Le chef du Parti conservateur du Québec, Éric Duhaime, confirme que Charlevoix–Côte-de-Beaupré fera partie des circonscriptions ciblées par sa formation en vue de l’élection de 2026. Son parti y avait obtenu un résultat « très solide » en 2022, particulièrement dans les secteurs les plus proches de Québec, affirme-t-il.
Interrogé sur le processus de désignation et sur les plans du parti dans la région, Éric Duhaime précise qu’aucune candidature officielle ne sera annoncée avant le début de l’année 2026.
« On va avoir un congrès à la fin janvier où on va adopter notre programme électoral.

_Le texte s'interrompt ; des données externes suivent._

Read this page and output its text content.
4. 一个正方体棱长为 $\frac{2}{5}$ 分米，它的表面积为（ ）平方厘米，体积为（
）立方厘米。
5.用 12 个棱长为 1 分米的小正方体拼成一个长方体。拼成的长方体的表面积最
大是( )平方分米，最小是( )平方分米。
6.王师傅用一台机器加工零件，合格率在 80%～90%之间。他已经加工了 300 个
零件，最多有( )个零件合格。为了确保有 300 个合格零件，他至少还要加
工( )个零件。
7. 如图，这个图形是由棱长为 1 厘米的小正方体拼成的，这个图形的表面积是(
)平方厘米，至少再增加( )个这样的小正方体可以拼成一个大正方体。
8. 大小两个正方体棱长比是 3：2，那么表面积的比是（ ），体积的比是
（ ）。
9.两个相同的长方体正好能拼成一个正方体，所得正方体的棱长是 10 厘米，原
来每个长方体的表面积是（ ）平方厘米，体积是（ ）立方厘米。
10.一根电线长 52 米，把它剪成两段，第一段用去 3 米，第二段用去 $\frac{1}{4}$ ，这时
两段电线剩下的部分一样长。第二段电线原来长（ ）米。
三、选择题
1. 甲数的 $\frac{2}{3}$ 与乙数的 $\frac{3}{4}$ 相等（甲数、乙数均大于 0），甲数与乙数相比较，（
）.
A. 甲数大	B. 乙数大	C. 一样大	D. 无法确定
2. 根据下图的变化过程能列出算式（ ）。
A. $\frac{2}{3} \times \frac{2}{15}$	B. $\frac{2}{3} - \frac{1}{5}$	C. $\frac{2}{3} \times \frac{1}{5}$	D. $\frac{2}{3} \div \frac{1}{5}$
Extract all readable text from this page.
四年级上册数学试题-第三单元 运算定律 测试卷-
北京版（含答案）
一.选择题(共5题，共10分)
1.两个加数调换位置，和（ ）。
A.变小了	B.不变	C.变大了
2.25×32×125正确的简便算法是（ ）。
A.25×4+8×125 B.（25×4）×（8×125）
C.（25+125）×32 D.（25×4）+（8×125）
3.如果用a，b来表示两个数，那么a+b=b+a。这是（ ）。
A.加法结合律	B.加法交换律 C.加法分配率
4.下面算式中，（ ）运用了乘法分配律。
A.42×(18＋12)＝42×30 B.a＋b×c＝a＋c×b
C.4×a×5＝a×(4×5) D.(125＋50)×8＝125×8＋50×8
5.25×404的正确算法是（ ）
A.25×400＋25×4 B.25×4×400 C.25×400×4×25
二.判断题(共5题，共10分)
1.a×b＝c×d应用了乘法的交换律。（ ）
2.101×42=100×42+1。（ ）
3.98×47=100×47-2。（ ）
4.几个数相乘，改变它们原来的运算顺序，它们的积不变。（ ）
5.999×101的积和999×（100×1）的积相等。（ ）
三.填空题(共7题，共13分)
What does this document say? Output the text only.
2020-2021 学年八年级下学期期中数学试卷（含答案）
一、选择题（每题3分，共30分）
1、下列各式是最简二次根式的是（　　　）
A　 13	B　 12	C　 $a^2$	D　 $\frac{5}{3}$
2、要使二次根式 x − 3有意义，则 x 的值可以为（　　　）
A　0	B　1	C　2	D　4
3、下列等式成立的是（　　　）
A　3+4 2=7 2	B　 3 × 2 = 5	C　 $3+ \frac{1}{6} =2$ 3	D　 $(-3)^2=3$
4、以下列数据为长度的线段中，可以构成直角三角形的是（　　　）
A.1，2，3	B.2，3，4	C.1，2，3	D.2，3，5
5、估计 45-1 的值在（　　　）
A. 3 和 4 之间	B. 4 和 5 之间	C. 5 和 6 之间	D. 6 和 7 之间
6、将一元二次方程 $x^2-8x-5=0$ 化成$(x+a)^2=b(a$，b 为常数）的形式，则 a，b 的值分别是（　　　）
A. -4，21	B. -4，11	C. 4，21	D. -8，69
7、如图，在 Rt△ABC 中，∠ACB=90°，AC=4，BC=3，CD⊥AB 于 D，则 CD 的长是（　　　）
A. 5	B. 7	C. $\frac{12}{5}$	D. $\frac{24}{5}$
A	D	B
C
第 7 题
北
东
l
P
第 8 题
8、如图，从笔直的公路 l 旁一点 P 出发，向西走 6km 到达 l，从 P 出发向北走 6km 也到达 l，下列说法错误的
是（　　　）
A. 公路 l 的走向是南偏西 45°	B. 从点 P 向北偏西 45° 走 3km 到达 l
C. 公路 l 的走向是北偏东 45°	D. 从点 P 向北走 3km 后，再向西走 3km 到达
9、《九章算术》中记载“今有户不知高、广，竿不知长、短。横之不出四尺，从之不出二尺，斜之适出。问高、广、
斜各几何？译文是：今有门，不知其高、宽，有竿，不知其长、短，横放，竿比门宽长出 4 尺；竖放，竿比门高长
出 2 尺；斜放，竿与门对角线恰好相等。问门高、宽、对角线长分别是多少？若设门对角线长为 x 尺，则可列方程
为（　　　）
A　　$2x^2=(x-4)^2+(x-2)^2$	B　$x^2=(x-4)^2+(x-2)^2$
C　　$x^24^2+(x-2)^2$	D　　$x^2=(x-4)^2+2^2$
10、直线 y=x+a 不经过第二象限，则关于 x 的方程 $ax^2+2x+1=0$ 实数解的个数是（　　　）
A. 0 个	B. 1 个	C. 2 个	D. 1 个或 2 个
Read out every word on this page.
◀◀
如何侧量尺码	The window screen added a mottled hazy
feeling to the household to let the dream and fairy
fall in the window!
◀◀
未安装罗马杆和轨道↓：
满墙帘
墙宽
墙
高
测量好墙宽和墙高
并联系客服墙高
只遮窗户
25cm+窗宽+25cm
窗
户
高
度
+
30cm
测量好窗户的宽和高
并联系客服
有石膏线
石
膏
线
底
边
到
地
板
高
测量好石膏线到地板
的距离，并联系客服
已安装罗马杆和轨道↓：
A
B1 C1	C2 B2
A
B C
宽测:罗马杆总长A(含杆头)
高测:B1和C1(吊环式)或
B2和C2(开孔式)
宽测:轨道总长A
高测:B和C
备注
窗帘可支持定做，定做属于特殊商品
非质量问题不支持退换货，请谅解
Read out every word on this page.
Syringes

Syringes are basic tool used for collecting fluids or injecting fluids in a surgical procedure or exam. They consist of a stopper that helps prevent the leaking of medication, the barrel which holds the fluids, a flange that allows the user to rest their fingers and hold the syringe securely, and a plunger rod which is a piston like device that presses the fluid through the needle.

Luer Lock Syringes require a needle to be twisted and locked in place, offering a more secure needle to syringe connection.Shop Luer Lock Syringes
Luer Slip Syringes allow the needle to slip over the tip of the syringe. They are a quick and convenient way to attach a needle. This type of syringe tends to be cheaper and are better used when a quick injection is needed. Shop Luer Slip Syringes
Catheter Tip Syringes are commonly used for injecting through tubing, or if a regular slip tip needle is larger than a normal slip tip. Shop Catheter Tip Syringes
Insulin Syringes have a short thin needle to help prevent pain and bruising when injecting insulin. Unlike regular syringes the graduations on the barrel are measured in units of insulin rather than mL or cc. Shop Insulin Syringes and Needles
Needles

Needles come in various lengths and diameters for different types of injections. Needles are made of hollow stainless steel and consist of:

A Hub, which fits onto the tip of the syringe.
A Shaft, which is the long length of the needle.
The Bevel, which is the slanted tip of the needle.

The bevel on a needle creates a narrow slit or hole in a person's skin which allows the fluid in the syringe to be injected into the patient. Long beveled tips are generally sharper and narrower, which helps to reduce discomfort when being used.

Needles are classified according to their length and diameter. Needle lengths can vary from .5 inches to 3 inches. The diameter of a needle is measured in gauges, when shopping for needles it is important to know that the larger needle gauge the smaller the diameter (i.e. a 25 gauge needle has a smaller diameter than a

On présentera ensuite notre plateforme quelques mois plus tard. Avant ça, il n’y aura aucun candidat. On va commencer graduellement à en annoncer à compter du congrès », annonce-t-il.
Le chef conservateur rappelle que le parti compte déjà des associations actives dans la quasi-totalité des circonscriptions du Québec. Ces organisations locales jouent un rôle clé dans le choix des candidatures.
« On a la chance d’avoir 115 ou 116 associations bien vivantes. Elles vont faire des recommandations au comité de sélection des candidats. Je siège sur ce comité, mais d’autres membres y sont aussi. Dans la mesure du possible, on va s’entendre avec l’association locale. S’il y a plusieurs candidatures, il y aura une investiture », dit-il.
Il révèle également qu’au moins une personne a déjà manifesté son intérêt pour Charlevoix–Côte-de-Beaupré, sans donner davantage de détails.
Éric Duhaime soutient que la formation entend concentrer des efforts particuliers sur le territoire, convaincue de son potentiel électoral.
« C’est sûr que ça va être une circonscription dans laquelle on va mettre beaucoup d’énergie. On a fait un très bon score la dernière fois, surtout dans la partie ouest, plus proche de Québec et sur la Côte-de-Beaupré. On veut gagner ce comté-là », affirme-t-il.
Enjeux agricoles : Duhaime critique la taxe carbone
Le chef du PCQ s’est aussi montré particulièrement critique à l’égard du coût de la taxe carbone pour les producteurs agricoles, un sujet « extrêmement sensible » selon lui dans Charlevoix et sur la Côte-de-Beaupré.
« La première chose que les agriculteurs me parlent, c’est la taxe carbone. L’UPA estime que ça coûte environ 7 000 $ par producteur. On est les seuls au Canada qui continuent à payer ça. En Ontario ou au Nouveau-Brunswick, ils ne paient pas une cenne. C’est un désavantage incroyable », affirme-t-il.
Duhaime considère que Québec pourrait corriger la situation « d’un simple coup de crayon », mais juge que le gouvernement attend pour des « calculs électoraux ».
« Je pensais que ce serait dans la mise à jour économique de cette semaine. Ce n’est pas là. Peut-être qu’ils gardent ça pour se donner des nananes politiques. Pendant ce temps-là, ce sont nos agriculteurs qui souffrent. L’industrie du bois aussi souffre, l’industrie forestière souffre énormément. Et les automobilistes, les consommateurs… ça a un impact sur l’inflation et le panier d’épicerie. »
Il rappelle que le Québec a actuellement l’inflation la plus élevée au pays, ce qu’il associe en partie au maintien de cette tarification.